The government has extended an invitation to the leadership of five transport associations together with the Chamber of Petroleum Consumers Ghana (COPEC-Ghana) to dialogue following the groups’ threat to stage a demonstration on Monday, 19 February 2019 against government’s implementation of the luxury vehicle levy.
The levy which requires vehicles with engine capacities of 2.950 cc and more to pay between GHS200 and GHS1000 came into effect in August 2018.
The amount is payable on the registration of vehicles and subsequently on or before the annual renewal of the roadworthy certificate.
Six months after its implementation, the transport associations including car dealers say the policy is inimical to their business and thus intend to hit the streets.
Executive Secretary of COPEC, Duncan Amoah said authorities must take a second look at the law.
He said: “There was a press conference and no attention whatsoever was paid to the concerns by the Vehicles and Asset Dealers Association of Ghana, no attention has been paid to concerns raised by even the drivers talk less of the ordinary suffering Ghanaian who is now being asked by the DVLA to cough up GHS1000 just because he owns a certain vehicle that has a certain engine.
“The unfortunate bit is that it is even exempting vehicles that have bigger engines that will put bigger pressure on our roads and it’s rather targeting the smaller ones, that is, if you do relative comparisons and we think this is not good enough to be allowed to continue.”
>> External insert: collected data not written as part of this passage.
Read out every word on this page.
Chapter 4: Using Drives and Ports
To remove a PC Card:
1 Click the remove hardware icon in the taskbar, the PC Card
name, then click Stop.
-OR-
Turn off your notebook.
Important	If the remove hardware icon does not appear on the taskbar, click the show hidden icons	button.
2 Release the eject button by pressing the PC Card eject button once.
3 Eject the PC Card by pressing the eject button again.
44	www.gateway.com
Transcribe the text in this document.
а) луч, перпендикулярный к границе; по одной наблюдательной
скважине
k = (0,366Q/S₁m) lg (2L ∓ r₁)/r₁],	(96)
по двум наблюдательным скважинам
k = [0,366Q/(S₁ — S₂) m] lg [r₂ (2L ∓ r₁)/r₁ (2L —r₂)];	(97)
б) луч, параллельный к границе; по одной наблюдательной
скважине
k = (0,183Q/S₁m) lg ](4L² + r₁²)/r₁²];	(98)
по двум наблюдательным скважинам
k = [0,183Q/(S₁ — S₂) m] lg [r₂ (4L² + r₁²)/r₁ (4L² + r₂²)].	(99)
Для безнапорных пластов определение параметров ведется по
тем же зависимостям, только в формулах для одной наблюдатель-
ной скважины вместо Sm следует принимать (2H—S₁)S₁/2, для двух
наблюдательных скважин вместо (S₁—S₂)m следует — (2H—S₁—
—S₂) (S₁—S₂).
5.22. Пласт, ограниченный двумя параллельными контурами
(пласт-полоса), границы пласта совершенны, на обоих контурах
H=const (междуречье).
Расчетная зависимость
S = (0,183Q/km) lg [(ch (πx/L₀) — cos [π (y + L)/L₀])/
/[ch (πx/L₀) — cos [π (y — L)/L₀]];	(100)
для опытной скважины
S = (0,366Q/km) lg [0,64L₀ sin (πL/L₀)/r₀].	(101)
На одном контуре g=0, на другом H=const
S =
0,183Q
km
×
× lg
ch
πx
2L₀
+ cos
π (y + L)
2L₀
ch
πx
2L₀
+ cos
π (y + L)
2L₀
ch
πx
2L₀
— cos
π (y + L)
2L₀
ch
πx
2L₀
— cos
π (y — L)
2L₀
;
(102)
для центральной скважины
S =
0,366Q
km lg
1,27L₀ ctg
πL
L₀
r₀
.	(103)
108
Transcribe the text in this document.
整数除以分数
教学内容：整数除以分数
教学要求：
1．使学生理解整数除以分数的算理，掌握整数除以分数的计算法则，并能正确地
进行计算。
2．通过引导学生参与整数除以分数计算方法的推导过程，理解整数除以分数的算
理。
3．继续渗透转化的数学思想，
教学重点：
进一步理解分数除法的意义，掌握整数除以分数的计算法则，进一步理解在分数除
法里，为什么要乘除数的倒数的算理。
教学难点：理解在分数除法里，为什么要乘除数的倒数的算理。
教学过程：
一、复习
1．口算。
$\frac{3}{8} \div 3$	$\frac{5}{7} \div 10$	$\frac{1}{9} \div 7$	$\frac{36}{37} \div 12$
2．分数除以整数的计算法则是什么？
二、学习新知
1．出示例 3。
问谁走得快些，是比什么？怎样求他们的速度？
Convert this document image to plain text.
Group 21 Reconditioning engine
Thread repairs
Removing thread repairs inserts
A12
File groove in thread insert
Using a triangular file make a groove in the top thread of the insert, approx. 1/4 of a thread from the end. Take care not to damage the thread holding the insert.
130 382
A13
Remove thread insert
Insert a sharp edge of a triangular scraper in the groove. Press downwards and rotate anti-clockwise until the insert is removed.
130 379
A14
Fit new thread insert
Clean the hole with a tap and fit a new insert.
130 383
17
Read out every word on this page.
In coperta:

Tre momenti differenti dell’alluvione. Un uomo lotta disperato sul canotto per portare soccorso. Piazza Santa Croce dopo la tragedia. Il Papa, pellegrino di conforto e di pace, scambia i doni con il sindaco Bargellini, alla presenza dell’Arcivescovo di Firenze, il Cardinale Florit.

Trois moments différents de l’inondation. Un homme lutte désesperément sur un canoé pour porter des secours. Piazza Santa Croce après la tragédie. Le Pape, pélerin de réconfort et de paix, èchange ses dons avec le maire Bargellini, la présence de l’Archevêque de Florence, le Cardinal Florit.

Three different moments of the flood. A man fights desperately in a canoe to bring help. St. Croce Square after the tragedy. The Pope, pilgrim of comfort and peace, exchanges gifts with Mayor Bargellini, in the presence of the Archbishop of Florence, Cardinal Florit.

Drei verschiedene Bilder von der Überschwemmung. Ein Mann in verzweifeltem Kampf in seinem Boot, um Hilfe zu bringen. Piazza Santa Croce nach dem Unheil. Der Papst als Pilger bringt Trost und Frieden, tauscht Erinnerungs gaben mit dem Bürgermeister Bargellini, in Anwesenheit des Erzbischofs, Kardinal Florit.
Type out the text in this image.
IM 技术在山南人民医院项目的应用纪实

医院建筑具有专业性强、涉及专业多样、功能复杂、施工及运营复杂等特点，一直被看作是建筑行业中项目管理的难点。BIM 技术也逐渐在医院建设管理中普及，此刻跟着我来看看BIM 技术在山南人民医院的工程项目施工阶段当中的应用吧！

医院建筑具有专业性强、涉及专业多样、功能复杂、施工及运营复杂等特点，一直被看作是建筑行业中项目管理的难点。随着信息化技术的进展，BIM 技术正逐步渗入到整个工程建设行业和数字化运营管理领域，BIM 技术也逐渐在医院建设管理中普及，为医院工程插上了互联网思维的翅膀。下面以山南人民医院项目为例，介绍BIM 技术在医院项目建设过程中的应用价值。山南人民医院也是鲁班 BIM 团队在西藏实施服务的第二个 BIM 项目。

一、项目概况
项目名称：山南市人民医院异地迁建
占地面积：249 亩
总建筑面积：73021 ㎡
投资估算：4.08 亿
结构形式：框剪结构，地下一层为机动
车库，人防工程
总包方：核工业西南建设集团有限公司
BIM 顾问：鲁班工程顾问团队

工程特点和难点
However, Deputy Minister of Transport, Nii Kwartei Titus Glover said the street protest will not be the best solution to the concerns being raised by the transport groups and has thus invited the leadership of the groups to dialogue on the way forward.
He said: “The issue is that it is their right and nobody can stop you from demonstrating but if you are demonstrating and there is an opportunity for you to come to the table and dialogue, that should stop you from doing that…My doors are always open, the doors of the ministry are always open for us to look at issues like this, so they can come and we can arrange a [sit down].”